After opening its first office in Shanghai in 2014 and its second branch in Beijing this year, the Stuttgart-based company plans to open its third branch office in South China in 2022, as China has already become a strategic market for the German firm and it is keen to continue to enlarge its client base geographically in the country.
In addition to applying proven solutions from the automotive industry to other sectors, Zhao said the company, supported by more than 670 employees worldwide, will deploy more resources to help its Chinese clients put strategies into practice, in particular in areas such as the internet of things and digitalization.
In terms of the ongoing transformation after the COVID-19 pandemic was brought under better control in China, the executive said that companies from different sectors have a wealth of experience to share.

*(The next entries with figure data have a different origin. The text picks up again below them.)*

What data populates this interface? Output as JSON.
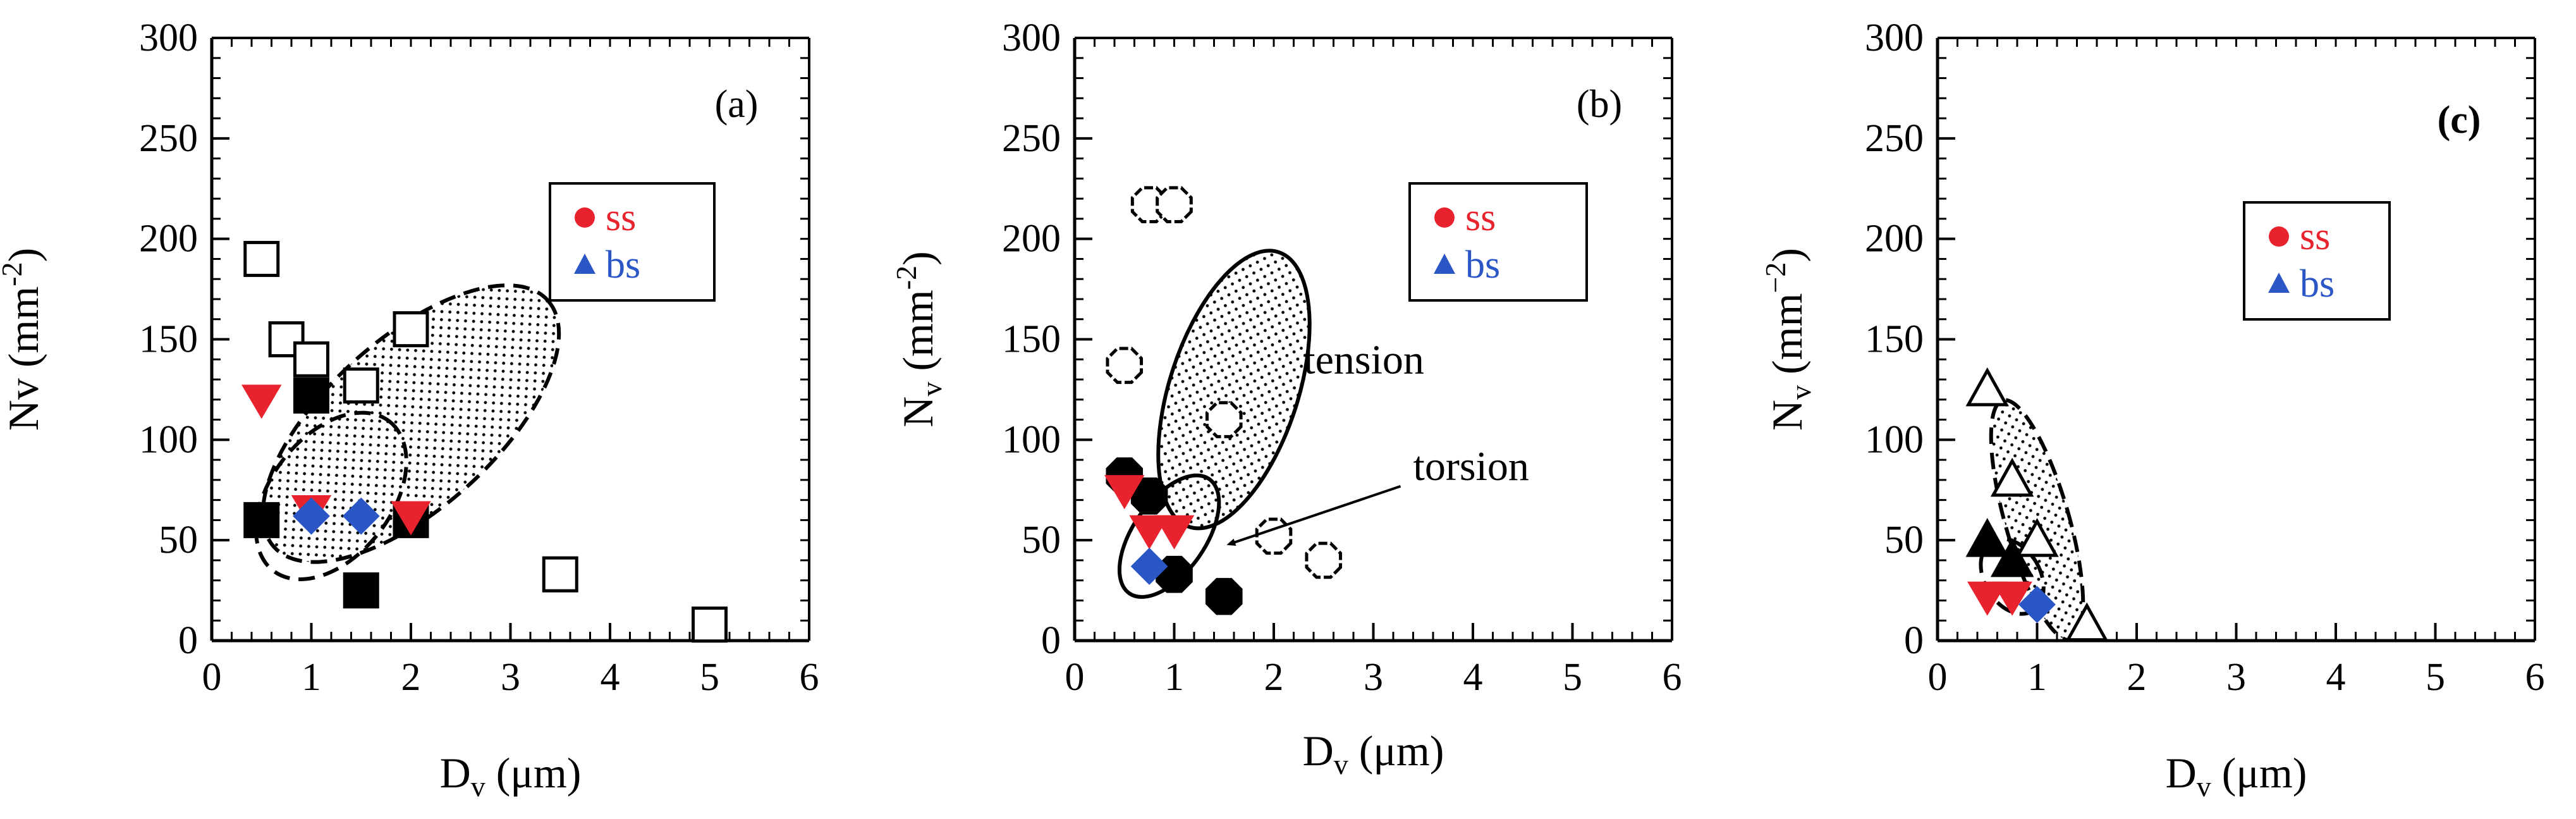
{
  "colors": {
    "ss": "#e8232e",
    "bs": "#2a56c6",
    "black": "#000000"
  },
  "chart_data": [
    {
      "type": "scatter",
      "panel": "(a)",
      "xlabel": "Dv (μm)",
      "ylabel": "Nv (mm-2)",
      "xlim": [
        0,
        6
      ],
      "ylim": [
        0,
        300
      ],
      "xticks": [
        "0",
        "1",
        "2",
        "3",
        "4",
        "5",
        "6"
      ],
      "yticks": [
        "0",
        "50",
        "100",
        "150",
        "200",
        "250",
        "300"
      ],
      "legend": [
        {
          "label": "ss",
          "marker": "circle",
          "color": "ss"
        },
        {
          "label": "bs",
          "marker": "triangle",
          "color": "bs"
        }
      ],
      "series": [
        {
          "name": "open squares",
          "marker": "square-open",
          "points": [
            [
              0.5,
              190
            ],
            [
              0.75,
              150
            ],
            [
              1.0,
              140
            ],
            [
              1.5,
              127
            ],
            [
              2.0,
              155
            ],
            [
              3.5,
              33
            ],
            [
              5.0,
              8
            ]
          ]
        },
        {
          "name": "filled squares",
          "marker": "square-filled",
          "points": [
            [
              0.5,
              60
            ],
            [
              1.0,
              122
            ],
            [
              1.5,
              25
            ],
            [
              2.0,
              60
            ]
          ]
        },
        {
          "name": "red down-triangles",
          "marker": "tri-down-red",
          "points": [
            [
              0.5,
              120
            ],
            [
              1.0,
              65
            ],
            [
              2.0,
              62
            ]
          ]
        },
        {
          "name": "blue diamonds",
          "marker": "diamond-blue",
          "points": [
            [
              1.0,
              62
            ],
            [
              1.5,
              62
            ]
          ]
        }
      ],
      "regions": [
        {
          "name": "dotted ellipse",
          "style": "dashed-dotted",
          "center": [
            2.0,
            108
          ],
          "rx": 1.85,
          "ry": 42,
          "angle_deg": -42
        },
        {
          "name": "inner ellipse",
          "style": "dashed",
          "center": [
            1.2,
            72
          ],
          "rx": 0.95,
          "ry": 30,
          "angle_deg": -52
        }
      ]
    },
    {
      "type": "scatter",
      "panel": "(b)",
      "xlabel": "Dv (μm)",
      "ylabel": "Nv (mm-2)",
      "xlim": [
        0,
        6
      ],
      "ylim": [
        0,
        300
      ],
      "xticks": [
        "0",
        "1",
        "2",
        "3",
        "4",
        "5",
        "6"
      ],
      "yticks": [
        "0",
        "50",
        "100",
        "150",
        "200",
        "250",
        "300"
      ],
      "legend": [
        {
          "label": "ss",
          "marker": "circle",
          "color": "ss"
        },
        {
          "label": "bs",
          "marker": "triangle",
          "color": "bs"
        }
      ],
      "annotations": [
        {
          "text": "tension",
          "at": [
            2.3,
            133
          ]
        },
        {
          "text": "torsion",
          "at": [
            3.4,
            80
          ],
          "arrow_to": [
            1.55,
            48
          ]
        }
      ],
      "series": [
        {
          "name": "open octagons",
          "marker": "octagon-open",
          "points": [
            [
              0.5,
              137
            ],
            [
              0.75,
              217
            ],
            [
              1.0,
              217
            ],
            [
              1.5,
              110
            ],
            [
              2.0,
              52
            ],
            [
              2.5,
              40
            ]
          ]
        },
        {
          "name": "filled octagons",
          "marker": "octagon-filled",
          "points": [
            [
              0.5,
              82
            ],
            [
              0.75,
              72
            ],
            [
              1.0,
              33
            ],
            [
              1.5,
              22
            ]
          ]
        },
        {
          "name": "red down-triangles",
          "marker": "tri-down-red",
          "points": [
            [
              0.5,
              75
            ],
            [
              0.75,
              55
            ],
            [
              1.0,
              55
            ]
          ]
        },
        {
          "name": "blue diamonds",
          "marker": "diamond-blue",
          "points": [
            [
              0.75,
              37
            ]
          ]
        }
      ],
      "regions": [
        {
          "name": "tension ellipse",
          "style": "solid-dotted",
          "center": [
            1.6,
            125
          ],
          "rx": 1.45,
          "ry": 32,
          "angle_deg": -72
        },
        {
          "name": "torsion ellipse",
          "style": "solid",
          "center": [
            0.95,
            52
          ],
          "rx": 0.7,
          "ry": 18,
          "angle_deg": -55
        }
      ]
    },
    {
      "type": "scatter",
      "panel": "(c)",
      "xlabel": "Dv (μm)",
      "ylabel": "Nv (mm−2)",
      "xlim": [
        0,
        6
      ],
      "ylim": [
        0,
        300
      ],
      "xticks": [
        "0",
        "1",
        "2",
        "3",
        "4",
        "5",
        "6"
      ],
      "yticks": [
        "0",
        "50",
        "100",
        "150",
        "200",
        "250",
        "300"
      ],
      "legend": [
        {
          "label": "ss",
          "marker": "circle",
          "color": "ss"
        },
        {
          "label": "bs",
          "marker": "triangle",
          "color": "bs"
        }
      ],
      "series": [
        {
          "name": "open triangles",
          "marker": "tri-up-open",
          "points": [
            [
              0.5,
              125
            ],
            [
              0.75,
              80
            ],
            [
              1.0,
              50
            ],
            [
              1.5,
              8
            ]
          ]
        },
        {
          "name": "filled triangles",
          "marker": "tri-up-filled",
          "points": [
            [
              0.5,
              50
            ],
            [
              0.75,
              40
            ]
          ]
        },
        {
          "name": "red down-triangles",
          "marker": "tri-down-red",
          "points": [
            [
              0.5,
              22
            ],
            [
              0.75,
              22
            ]
          ]
        },
        {
          "name": "blue diamonds",
          "marker": "diamond-blue",
          "points": [
            [
              1.0,
              18
            ]
          ]
        }
      ],
      "regions": [
        {
          "name": "dotted region",
          "style": "dashed-dotted",
          "center": [
            1.0,
            60
          ],
          "rx": 0.32,
          "ry": 62,
          "angle_deg": -16
        },
        {
          "name": "inner region",
          "style": "dashed",
          "center": [
            0.75,
            32
          ],
          "rx": 0.28,
          "ry": 20,
          "angle_deg": -30
        }
      ]
    }
  ]
}
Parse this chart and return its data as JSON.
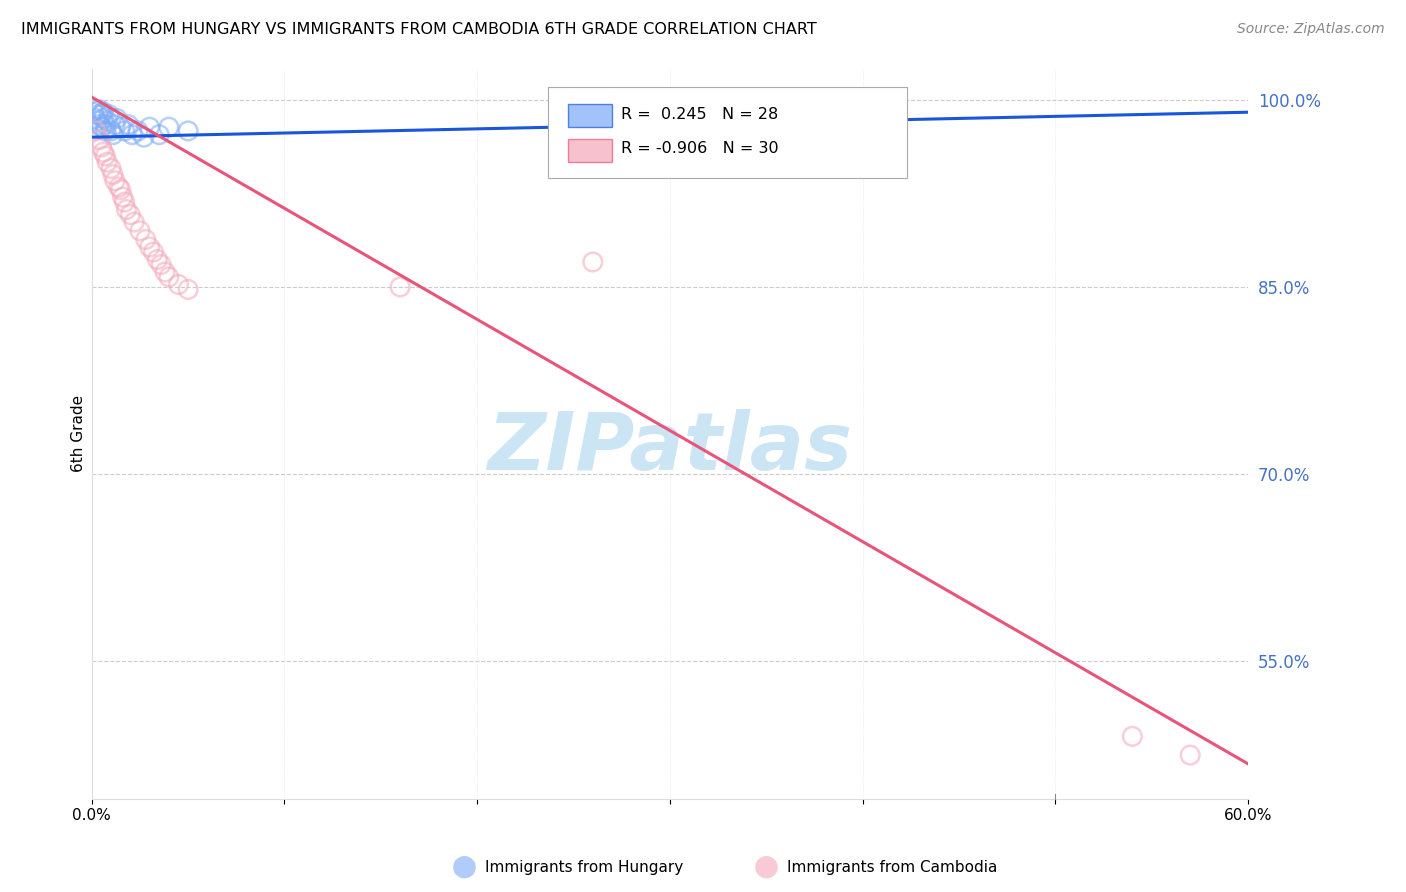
{
  "title": "IMMIGRANTS FROM HUNGARY VS IMMIGRANTS FROM CAMBODIA 6TH GRADE CORRELATION CHART",
  "source": "Source: ZipAtlas.com",
  "ylabel": "6th Grade",
  "xlim": [
    0.0,
    0.6
  ],
  "ylim": [
    0.44,
    1.025
  ],
  "yticks_right": [
    1.0,
    0.85,
    0.7,
    0.55
  ],
  "ytick_right_labels": [
    "100.0%",
    "85.0%",
    "70.0%",
    "55.0%"
  ],
  "grid_color": "#cccccc",
  "background_color": "#ffffff",
  "watermark": "ZIPatlas",
  "watermark_color": "#cce5f5",
  "hungary_color": "#7baaf7",
  "cambodia_color": "#f4a7b9",
  "hungary_line_color": "#1a56db",
  "cambodia_line_color": "#e8547a",
  "hungary_R": 0.245,
  "hungary_N": 28,
  "cambodia_R": -0.906,
  "cambodia_N": 30,
  "hungary_line_x0": 0.0,
  "hungary_line_y0": 0.97,
  "hungary_line_x1": 0.6,
  "hungary_line_y1": 0.99,
  "cambodia_line_x0": 0.0,
  "cambodia_line_y0": 1.002,
  "cambodia_line_x1": 0.6,
  "cambodia_line_y1": 0.468,
  "hungary_x": [
    0.001,
    0.002,
    0.003,
    0.003,
    0.004,
    0.004,
    0.005,
    0.005,
    0.006,
    0.006,
    0.007,
    0.007,
    0.008,
    0.009,
    0.01,
    0.011,
    0.012,
    0.013,
    0.015,
    0.017,
    0.019,
    0.021,
    0.024,
    0.027,
    0.03,
    0.035,
    0.04,
    0.05
  ],
  "hungary_y": [
    0.99,
    0.985,
    0.983,
    0.988,
    0.98,
    0.992,
    0.978,
    0.988,
    0.985,
    0.99,
    0.98,
    0.975,
    0.983,
    0.988,
    0.975,
    0.972,
    0.98,
    0.985,
    0.978,
    0.975,
    0.98,
    0.972,
    0.975,
    0.97,
    0.978,
    0.972,
    0.978,
    0.975
  ],
  "cambodia_x": [
    0.002,
    0.004,
    0.005,
    0.006,
    0.007,
    0.008,
    0.01,
    0.011,
    0.012,
    0.014,
    0.015,
    0.016,
    0.017,
    0.018,
    0.02,
    0.022,
    0.025,
    0.028,
    0.03,
    0.032,
    0.034,
    0.036,
    0.038,
    0.04,
    0.045,
    0.05,
    0.16,
    0.26,
    0.54,
    0.57
  ],
  "cambodia_y": [
    0.975,
    0.968,
    0.962,
    0.958,
    0.955,
    0.95,
    0.945,
    0.94,
    0.935,
    0.93,
    0.928,
    0.922,
    0.918,
    0.912,
    0.908,
    0.902,
    0.895,
    0.888,
    0.882,
    0.878,
    0.872,
    0.868,
    0.862,
    0.858,
    0.852,
    0.848,
    0.85,
    0.87,
    0.49,
    0.475
  ]
}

Digitalization, service model innovation and new ways of working are not all driven by the COVID-19 crisis. Nonetheless, the crisis has compelled these companies to revisit these topics as a means of improving efficiency and enriching customer experiences.
"What matters is not what to change but how to change," Zhao said.
"Taking digitalization as an example, we see companies digitalize for the sake of digitalization such as introducing systems that are not synchronized, leading to designs that do not fully account for customer pain points," he said.
In this scenario, he said it is more critical to develop strategy top-down and deploy it programmatically. Companies will seek ways to change or transform more actively than before, but fundamental business principles such as customer centricity and lean operations should remain unchanged in the post-COVID-19 era.
China's 14th Five-Year Plan highlights efforts to cultivate advanced manufacturing clusters and to promote the development of key industries.
They include integrated circuits, aerospace, marine engineering equipment, robots, advanced rail transit equipment, advanced power equipment, engineering machinery and medical equipment.
Sun Fuquan, vice-president of the Beijing-based Chinese Academy of Science and Technology for Development, said a large number of companies rely on transportation and geographical convenience, abundant resources, policy dividends and other factors to create cost advantages. This prompted enterprises to concentrate on specific areas. But such approaches are just a scale-expansion strategy.
"Many Chinese companies have continued to add investment to improve the technical content in a bid to move up the value chain," said Bai Ming, deputy director of international market research department at the Chinese Academy of International Trade and Economic Cooperation.
By working with global partners, he said a growing number of Chinese companies have also begun to cultivate their "soft power" for exports.
Chinese companies focus on improving comprehensive capabilities of supply chain management, brand building, quality control and after-sales services to further compete with foreign rivals, he said.